Hans Kelsen menyebut sistem perjenjangan norma memiliki karakter dinamis. Sebuah norma hukum menjadi absah jika ia diciptakan dengan cara tertentu yang ditentukan oleh norma hukum yang lebih tinggi. Hingga pada akhirnya cara pembentukan norma ini dapat kita temukan dalam Norma Dasar. Meskipun berkarakter dinamis, sebuah norma hukum juga mengandung karakter statis. Karena isinya merupakan perluasan dari norma hukum di atasnya.
MAKNA NORMA STATIS ● Adalah sistem yang melihat norma pada isinya, sebuah norma absah berdasarkan kekuatan isinya. Suatu norma umum dapat ditarik menjadi norma-norma khusus. ● Isi norma yang khusus/lebih rendah dapat dilacak kebenaranya pada norma yang umum/lebih tinggi ● Pada intinya aspek statis ini mengharuskan isi sebuah norma memiliki kesamaan dengan norma di atasnya, bentuknya merupakan kekhususan dari norma di atasnya yang masih umum.

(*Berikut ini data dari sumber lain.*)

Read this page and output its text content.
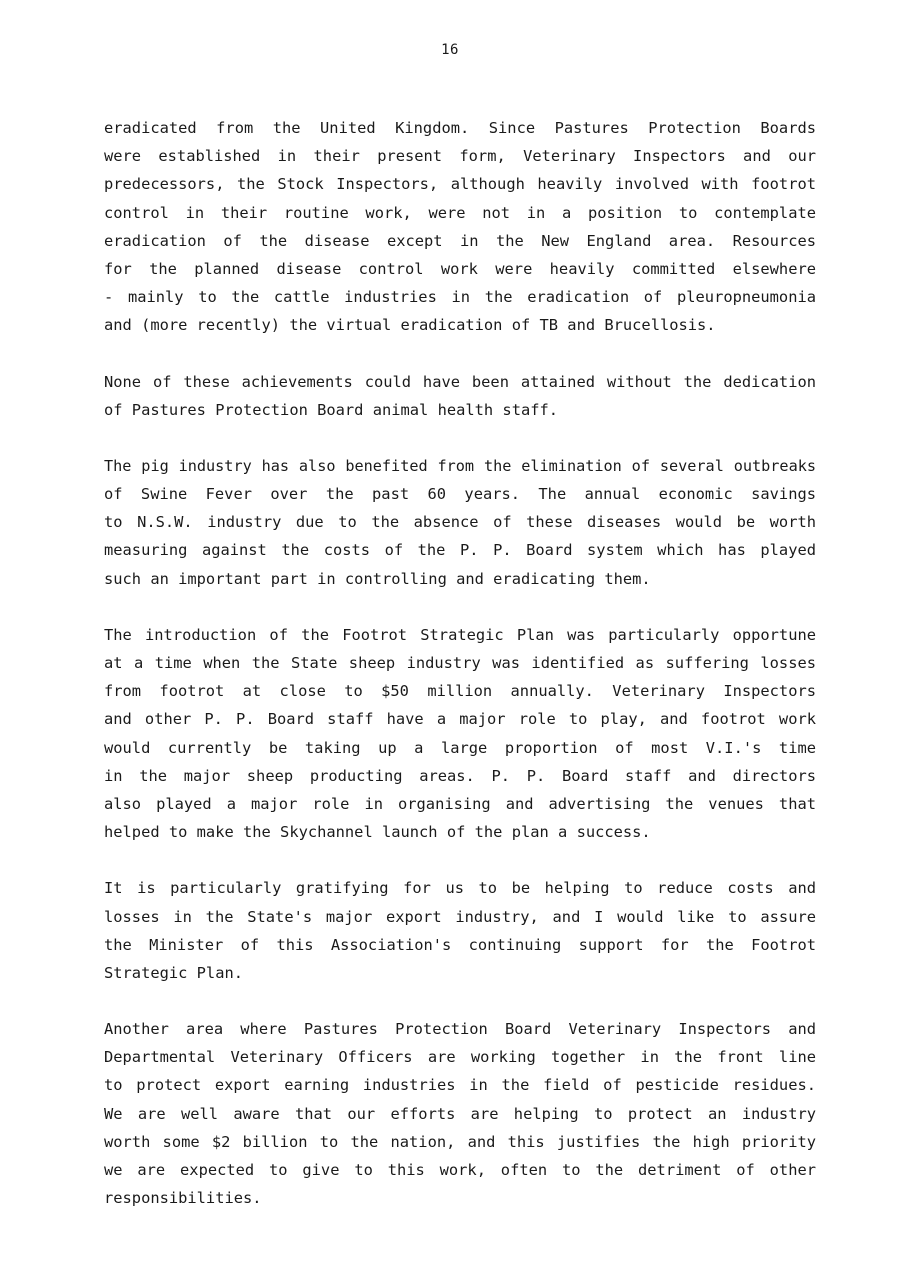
16
eradicated from the United Kingdom. Since Pastures Protection Boards
were established in their present form, Veterinary Inspectors and our
predecessors, the Stock Inspectors, although heavily involved with footrot
control in their routine work, were not in a position to contemplate
eradication of the disease except in the New England area. Resources
for the planned disease control work were heavily committed elsewhere
- mainly to the cattle industries in the eradication of pleuropneumonia
and (more recently) the virtual eradication of TB and Brucellosis.
None of these achievements could have been attained without the dedication
of Pastures Protection Board animal health staff.
The pig industry has also benefited from the elimination of several outbreaks
of Swine Fever over the past 60 years. The annual economic savings
to N.S.W. industry due to the absence of these diseases would be worth
measuring against the costs of the P. P. Board system which has played
such an important part in controlling and eradicating them.
The introduction of the Footrot Strategic Plan was particularly opportune
at a time when the State sheep industry was identified as suffering losses
from footrot at close to $50 million annually. Veterinary Inspectors
and other P. P. Board staff have a major role to play, and footrot work
would currently be taking up a large proportion of most V.I.'s time
in the major sheep producting areas. P. P. Board staff and directors
also played a major role in organising and advertising the venues that
helped to make the Skychannel launch of the plan a success.
It is particularly gratifying for us to be helping to reduce costs and
losses in the State's major export industry, and I would like to assure
the Minister of this Association's continuing support for the Footrot
Strategic Plan.
Another area where Pastures Protection Board Veterinary Inspectors and
Departmental Veterinary Officers are working together in the front line
to protect export earning industries in the field of pesticide residues.
We are well aware that our efforts are helping to protect an industry
worth some $2 billion to the nation, and this justifies the high priority
we are expected to give to this work, often to the detriment of other
responsibilities.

CONTOH Diperbolehkanya calon independen dalam sebuah Pilkada adalah penjabaran dari norma umum dalam konsitusi pasal 27 dan 28 D yang menjamin persamaan semua warga Negara di hadapan hukum
MAKNA NORMA DINAMIS Adalah system yang melihat pada berlakunya suatu norma atau dari cara pembentukanya atau penghapusanya. Sebuah norma akan memberikan suatu otoritas kepada yang akan menciptakan norma baru Pada intinya, dalam aspek dinamis ini norma dasar memberikan kewenangan kepada sebuah organ untuk membentuk norma baru, kemudian norma yang dibuat organ tersebut memberikan kewenangan kepada organ dibawahnya untuk membentuk norma lagi.
CONTOH Pasal 20 ayat 2 UUD 1945 menyatakan “Setiap rancangan undang-undang dibahas oleh Dewan Perwakilan Rakyat dan Presiden untuk mendapat persetujuan bersama”. Dari sini kita dapat memahami bahwa sebuah undang-undang yang dibuat oleh DPR dan Presiden sah karena UUD 1945 menyatakan demikian.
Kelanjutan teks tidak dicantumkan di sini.